Here is a good picture of it. This is from the NWS report on the event. There are two sensors just SW of the storms that show surface winds out of the west (slight southerly component) and then a little over one county ahead of that the next station shows southerly winds. The storms are located right in between these stations (radar is overlayed) and it is right before they went tornadic. SRH also starts to spike as the surface winds back. Anyways, it is the third image down on this page...
http://www.crh.noaa.gov/sgf/?n=may10,2008description
I understand that SR winds are always going to be different from environmental winds, especially when you have storm motions like we did on Saturday. A directional change in the surface winds is going to be felt all the same though.
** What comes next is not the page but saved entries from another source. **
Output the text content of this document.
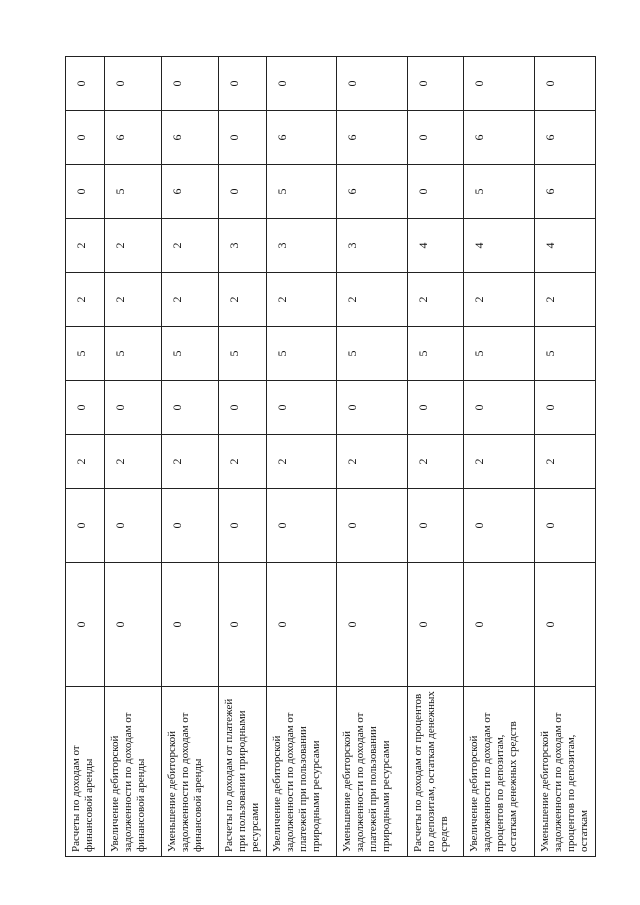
Расчеты по доходам от финансовой аренды	0	0	2	0	5	2	2	0	0	0
Увеличение дебиторской задолженности по доходам от финансовой аренды	0	0	2	0	5	2	2	5	6	0
Уменьшение дебиторской задолженности по доходам от финансовой аренды	0	0	2	0	5	2	2	6	6	0
Расчеты по доходам от платежей при пользовании природными ресурсами	0	0	2	0	5	2	3	0	0	0
Увеличение дебиторской задолженности по доходам от платежей при пользовании природными ресурсами	0	0	2	0	5	2	3	5	6	0
Уменьшение дебиторской задолженности по доходам от платежей при пользовании природными ресурсами	0	0	2	0	5	2	3	6	6	0
Расчеты по доходам от процентов по депозитам, остаткам денежных средств	0	0	2	0	5	2	4	0	0	0
Увеличение дебиторской задолженности по доходам от процентов по депозитам, остаткам денежных средств	0	0	2	0	5	2	4	5	6	0
Уменьшение дебиторской задолженности по доходам от процентов по депозитам, остаткам	0	0	2	0	5	2	4	6	6	0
On Saturday the winds near the cold front/dryline were westerly and took away from SR lowlevel winds (since it was the same direction as storm motion it basically subtracted from the SR winds), but as winds backed further over the warm sector (to southerly) surface winds became perpendicular to storm motions (which were easterly), which increased SR winds. I know you understand that Donald, but I figured I'd cover it just in case somebody else reading this didn't. I know I didn't explain it very well. It gets pretty confusing when you start trying to think from a SR point of view and I'm not good at it.
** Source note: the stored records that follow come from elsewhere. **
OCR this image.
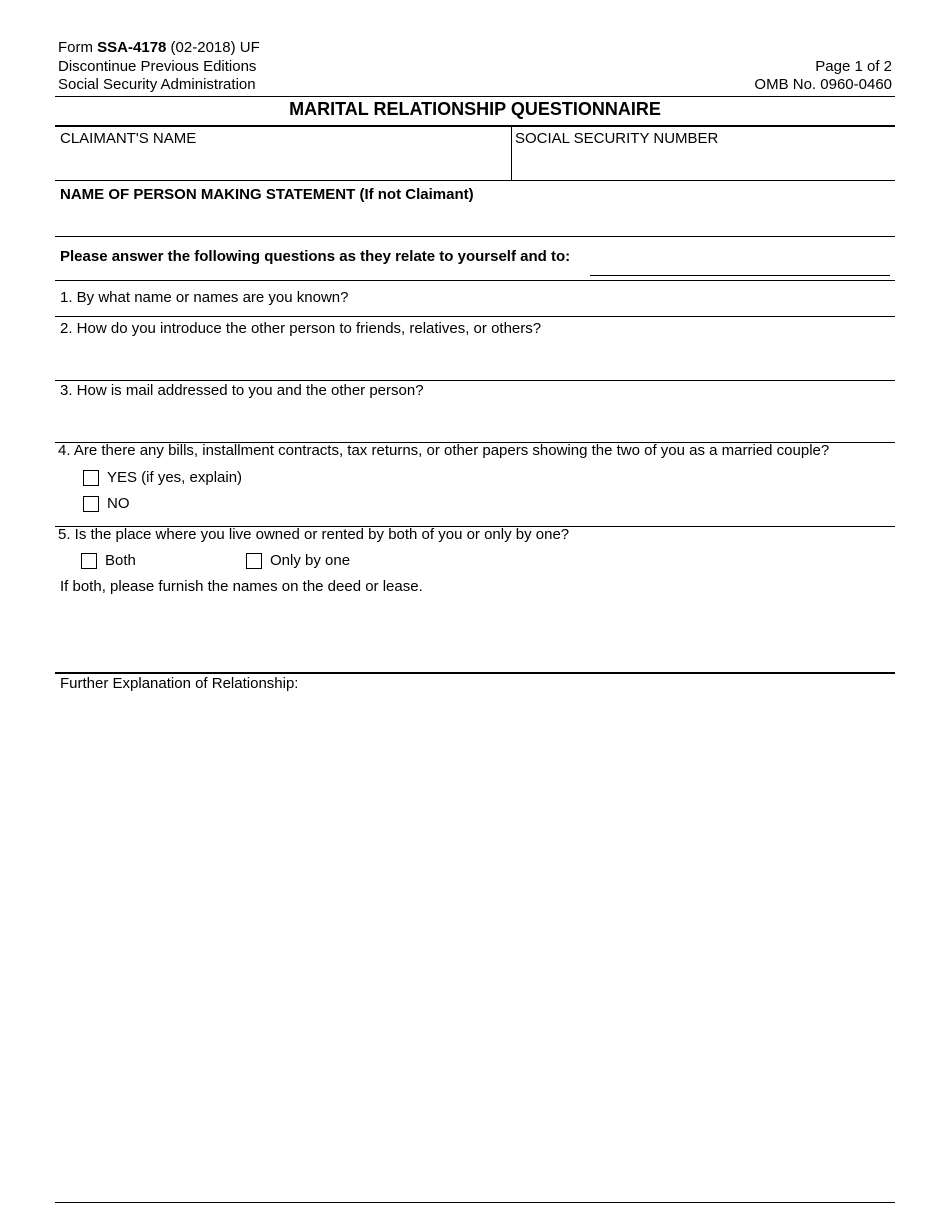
Form SSA-4178 (02-2018) UF
Discontinue Previous Editions
Social Security Administration
Page 1 of 2
OMB No. 0960-0460
MARITAL RELATIONSHIP QUESTIONNAIRE
CLAIMANT'S NAME	SOCIAL SECURITY NUMBER
NAME OF PERSON MAKING STATEMENT (If not Claimant)
Please answer the following questions as they relate to yourself and to:
1. By what name or names are you known?
2. How do you introduce the other person to friends, relatives, or others?
3. How is mail addressed to you and the other person?
4. Are there any bills, installment contracts, tax returns, or other papers showing the two of you as a married couple?
YES (if yes, explain)
NO
5. Is the place where you live owned or rented by both of you or only by one?
Both	Only by one
If both, please furnish the names on the deed or lease.
Further Explanation of Relationship:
That being said, I think it did matter that the surface winds were veering in the storms early environment and backing more as they approached far SE Kansas. You are totally right when you say that SR winds were backing (even where surface winds were veered) since storm motions were faster than the environmental surface flow, but once it hit the backing winds the environmental wind speeds weren't being subtracted from the SR winds any more since they were perpendicular to the storm motion at that point. Winds were out of the West at 15-20kts immediately ahead of the initiating boundary, so once the storms got into the southerly winds that is basically a 15kt increase in SR winds in the low levels (this is increased even further when the storm right turned and began heading more head on into the surface winds). I think that increase in in SR winds (from both the change in the direction of surface winds and the storm turning right) played a huge roll in that storm producing a strong tornado. If there would have been westerly surface winds across the entire warm sector I don't think we would have seen any tornadoes or at least not any strong ones. Just my two cents though.
I also agree that the rear storm had several problems. Unfortunately it's the only one I got a good view of that day lol. You know it's a rough chase when only two chasers (that I know of) witness an EF4 on a well publicized event. I think there were about 5 times that many chasers looking at the ass end of the storm with me.